Why are billionaires flinging themselves into the great beyond?
There are a variety of reasons for the growing interest in space travel.
For one, it would give tech and travel companies such as Virgin and SpaceX a significant advantage in a new market for commercial space exploration. Being the first to provide public seats inside rockets would be a big deal, and no self-respecting billionaire wants to be seen missing out.
Elon Musk has also said he wants to eventually colonise nearby planets such as Mars and believes humans shouldn’t be a ‘single planet species’. Whether you view that as an abandonment of Earth – given the looming threat of climate change – or a valiant attempt to broaden our galactic ambitions is up to you.
Billionaires also claim that their work in this industry will help solve current problems down on the surface.
Branson was eager to focus on new jobs within the engineering and tech fields being created as a result of Virgin Galactic, while Bezos said that his work with Blue Origin was part of a necessary step forward for ‘our species and civilisation’.
No word yet if we’re allowed in on that step forward as ordinary plebs, mind.
What has been the response online?
While there has been some fanfare online regarding these recent rocket launches – the views from Branson’s plane were extraordinary – equally there has been criticism.
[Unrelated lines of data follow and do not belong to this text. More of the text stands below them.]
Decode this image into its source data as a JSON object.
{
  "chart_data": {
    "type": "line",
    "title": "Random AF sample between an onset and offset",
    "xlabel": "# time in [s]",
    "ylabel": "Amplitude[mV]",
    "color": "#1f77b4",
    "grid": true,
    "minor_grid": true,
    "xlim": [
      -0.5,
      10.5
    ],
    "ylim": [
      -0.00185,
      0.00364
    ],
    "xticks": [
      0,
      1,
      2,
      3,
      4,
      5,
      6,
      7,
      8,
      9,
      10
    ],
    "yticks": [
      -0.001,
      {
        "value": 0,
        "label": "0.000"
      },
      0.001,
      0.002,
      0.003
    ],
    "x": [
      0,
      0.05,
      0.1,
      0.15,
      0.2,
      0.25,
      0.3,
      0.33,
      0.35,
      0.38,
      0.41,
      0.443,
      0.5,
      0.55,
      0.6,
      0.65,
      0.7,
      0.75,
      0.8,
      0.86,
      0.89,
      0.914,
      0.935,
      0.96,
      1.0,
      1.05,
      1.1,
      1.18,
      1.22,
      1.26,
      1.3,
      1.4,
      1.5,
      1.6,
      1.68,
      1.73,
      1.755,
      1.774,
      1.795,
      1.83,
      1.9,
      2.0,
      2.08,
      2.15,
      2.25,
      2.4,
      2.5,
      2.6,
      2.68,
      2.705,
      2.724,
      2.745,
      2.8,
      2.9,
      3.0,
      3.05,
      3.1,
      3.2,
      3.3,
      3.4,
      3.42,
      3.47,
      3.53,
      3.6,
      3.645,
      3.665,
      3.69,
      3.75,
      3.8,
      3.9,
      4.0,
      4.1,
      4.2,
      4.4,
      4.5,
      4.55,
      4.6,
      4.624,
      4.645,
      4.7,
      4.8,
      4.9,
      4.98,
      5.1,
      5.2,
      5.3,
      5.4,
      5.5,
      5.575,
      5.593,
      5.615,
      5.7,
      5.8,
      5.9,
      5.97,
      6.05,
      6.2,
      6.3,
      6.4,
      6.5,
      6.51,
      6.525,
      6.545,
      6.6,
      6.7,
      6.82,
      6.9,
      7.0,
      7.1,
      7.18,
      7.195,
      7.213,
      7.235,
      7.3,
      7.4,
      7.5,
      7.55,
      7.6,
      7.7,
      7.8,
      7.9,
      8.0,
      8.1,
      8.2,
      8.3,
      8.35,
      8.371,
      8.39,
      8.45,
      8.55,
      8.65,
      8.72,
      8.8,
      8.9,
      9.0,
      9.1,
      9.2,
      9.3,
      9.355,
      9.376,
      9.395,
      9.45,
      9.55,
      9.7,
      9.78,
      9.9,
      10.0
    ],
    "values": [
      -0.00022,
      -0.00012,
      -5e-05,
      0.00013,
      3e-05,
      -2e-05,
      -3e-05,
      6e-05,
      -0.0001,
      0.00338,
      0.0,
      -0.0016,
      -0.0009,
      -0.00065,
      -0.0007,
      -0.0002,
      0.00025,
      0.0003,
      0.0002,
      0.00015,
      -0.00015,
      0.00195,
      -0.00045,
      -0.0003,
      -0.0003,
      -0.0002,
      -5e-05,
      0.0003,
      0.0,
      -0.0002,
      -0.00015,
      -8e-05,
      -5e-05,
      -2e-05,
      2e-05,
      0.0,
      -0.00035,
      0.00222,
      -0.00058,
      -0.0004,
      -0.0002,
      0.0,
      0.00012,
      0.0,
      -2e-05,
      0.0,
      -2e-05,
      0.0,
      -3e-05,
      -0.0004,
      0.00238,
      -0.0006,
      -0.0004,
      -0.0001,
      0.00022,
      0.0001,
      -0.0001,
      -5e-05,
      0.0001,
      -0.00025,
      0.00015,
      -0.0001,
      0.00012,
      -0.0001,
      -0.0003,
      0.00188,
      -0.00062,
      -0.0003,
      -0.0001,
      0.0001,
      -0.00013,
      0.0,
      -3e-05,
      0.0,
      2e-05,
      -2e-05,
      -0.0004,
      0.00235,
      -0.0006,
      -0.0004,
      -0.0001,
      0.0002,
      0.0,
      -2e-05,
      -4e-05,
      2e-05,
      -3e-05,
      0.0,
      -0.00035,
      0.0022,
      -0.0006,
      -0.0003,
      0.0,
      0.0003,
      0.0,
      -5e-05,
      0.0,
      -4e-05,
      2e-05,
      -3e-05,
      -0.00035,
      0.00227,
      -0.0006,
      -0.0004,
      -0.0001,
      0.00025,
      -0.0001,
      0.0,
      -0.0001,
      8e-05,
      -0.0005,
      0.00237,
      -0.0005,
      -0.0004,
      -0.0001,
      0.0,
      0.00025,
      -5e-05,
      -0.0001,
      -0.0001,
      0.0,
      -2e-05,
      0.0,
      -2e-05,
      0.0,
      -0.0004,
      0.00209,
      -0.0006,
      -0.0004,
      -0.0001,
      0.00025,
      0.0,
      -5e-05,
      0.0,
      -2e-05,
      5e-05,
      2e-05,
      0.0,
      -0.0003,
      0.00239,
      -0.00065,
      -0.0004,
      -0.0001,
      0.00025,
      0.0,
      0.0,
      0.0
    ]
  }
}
Both Blue Origin and Virgin Galactic’s billionaire slingshot stunts feel particularly tone deaf given their timing. The world is still on the tail end of a devastating pandemic, a significant portion of Oregon is currently on fire, and the UK is undergoing a sweltering heat wave as a direct consequence of climate change.
Many are understandably wondering what the benefits for ordinary people really are as the wealthy white winners of capitalism head to the stars.
It’s unlikely you or I will ever be able to afford a ticket to space, and some have suggested it’s preparation for the rich to abandon us once everything inevitably falls apart on Earth, like a modern day Titanic with less sinking ships and more jet-fuelled explosives. It’d be some way for us to go out though, I suppose.
There is a strong argument that those at the top of the food chain should be spending more of their time on urgent causes such as the climate crisis, poverty, wealth disparity, and a whole lot more. It’s worth noting that Bezos’ ex-wife is now a more generous donator and philanthropist than he ever has been.
At the very least, perhaps these demonstrations provide us with a glimpse into a future that utilises our space innovations to combat more pressing issues. The cheaper, more accessible, and common these types of launches are, the more likely they’ll be used for the greater good.
We’ve yet to see if that’ll be the case though. For now, I’ll say one thing. Congratulations, you did it Jeffrey!